The retail industry has experienced its fair share of ups and downs over the 2018-2023 period, with the pandemic, and its lockdowns and non-essential store closures, benefiting some channels but negatively impacting others. This was followed by a couple of years of unprecedentedly high inflation rates, favouring retailers like discounters as many Western European consumers had to watch their spending, concentrating on more essential goods and looking for the best value for money.
This report comes in PPT.
Discounters, already the leading grocery retailers channel in Germany, Western Europe's biggest retail market, overtook supermarkets to also assume this role in the Turkish market in 2023. Affordable prices, regular discounts and wide assortments, including their own private label lines, have helped Bim, A101 and Sok drive the discounters growth in the Turkish market.
Innovations such as click-and-collect services, seamless O2O customer journeys and personalised online recommendations based on in-store behaviour are becoming increasingly common in German retail. This convergence of digital and physical shopping experiences is enabling retailers to offer more cohesive and satisfying customer experiences, driving loyalty and sales across channels.
Retailers are likely to invest more in technology, such as digital screens, virtual reality and augmented reality, to improve the customer experience. There will likely also be a push to introduce entertainment and leisure into the retail concept, while pop-up stores also offer opportunities for players to introduce new products, new concepts and new experiences.
The rise of social commerce continues to be seen in the UK, boosted by Millennials and Gen Zers, with their generally high disposable incomes, given they spend greater time online on various digital devices.
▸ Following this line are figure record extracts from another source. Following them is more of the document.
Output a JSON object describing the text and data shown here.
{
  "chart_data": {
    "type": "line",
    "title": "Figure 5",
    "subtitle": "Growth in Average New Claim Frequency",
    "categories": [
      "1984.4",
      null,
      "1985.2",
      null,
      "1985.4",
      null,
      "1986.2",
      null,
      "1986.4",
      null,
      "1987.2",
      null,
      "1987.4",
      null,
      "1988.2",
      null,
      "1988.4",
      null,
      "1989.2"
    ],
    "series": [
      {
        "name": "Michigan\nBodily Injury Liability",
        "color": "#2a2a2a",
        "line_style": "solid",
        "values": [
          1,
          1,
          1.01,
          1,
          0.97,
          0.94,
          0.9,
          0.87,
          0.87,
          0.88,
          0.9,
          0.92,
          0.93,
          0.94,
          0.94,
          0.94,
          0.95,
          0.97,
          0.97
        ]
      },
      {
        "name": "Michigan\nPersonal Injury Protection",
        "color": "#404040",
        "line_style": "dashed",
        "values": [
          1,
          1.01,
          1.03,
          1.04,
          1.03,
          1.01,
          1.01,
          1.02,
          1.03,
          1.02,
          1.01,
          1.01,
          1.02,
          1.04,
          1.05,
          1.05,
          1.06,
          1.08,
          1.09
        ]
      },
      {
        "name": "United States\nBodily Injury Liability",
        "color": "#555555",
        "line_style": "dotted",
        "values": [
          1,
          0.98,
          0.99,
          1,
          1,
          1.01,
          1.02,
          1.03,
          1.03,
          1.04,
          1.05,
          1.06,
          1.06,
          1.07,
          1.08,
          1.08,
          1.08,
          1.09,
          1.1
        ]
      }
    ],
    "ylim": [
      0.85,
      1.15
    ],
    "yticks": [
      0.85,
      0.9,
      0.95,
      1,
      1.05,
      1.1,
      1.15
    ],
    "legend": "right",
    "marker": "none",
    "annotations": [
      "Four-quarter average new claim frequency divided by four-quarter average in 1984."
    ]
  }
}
While Amazon Marketplace and Amazon continued to record positive sales growth in 2023, newcomer TikTok Shop Marketplace remained the most dynamic performer, once again recording triple-digit percentage growth.
Retail is the sale of new and used goods to consumers from a business for personal or household consumption from retail outlets, kiosks, market stalls, vending, direct selling and e-commerce. Retail is the aggregation of Retail Offline and Retail E-Commerce. Excludes specialist retailers of motor vehicles, motorcycles, vehicle parts. Also excludes fuel sales, foodservice sales, rental transactions, and wholesale sales (e.g. Cash and Carry). Sales value excluding or including VAT/Sales Tax. Retail also excludes the informal retail sector. Informal retailing is retail trade which is not declared to the tax authorities. Informal retailing encompasses (a) sales generated by unregistered and unlicensed retailers, i.e. retailers operating illegally, and (b) any proportion of sales generated by a registered and licensed retailer that is not declared to the tax authorities. Unregistered and unlicensed retailers operate predominantly (although not exclusively) as street hawkers or operate open market stalls, as these channels are harder for the authorities to monitor than permanent outlets. Activities in the illegal market, which is usually understood to refer to trade in illegal, counterfeit or stolen merchandise, are included within our definition of informal retailing. Activities in the “grey market”, which is usually understood to refer to trade in legal merchandise that is sold through unauthorized channels – for example cigarettes bought legally in another country, legally imported, but sold at lower prices than in authorized channels – will be included as informal retailing if no tax is paid on sale by the retailer. However if the retailer pays tax – for example on cigarettes bought legally in another country but sold at a lower price than standard – the sale is included within formal retail.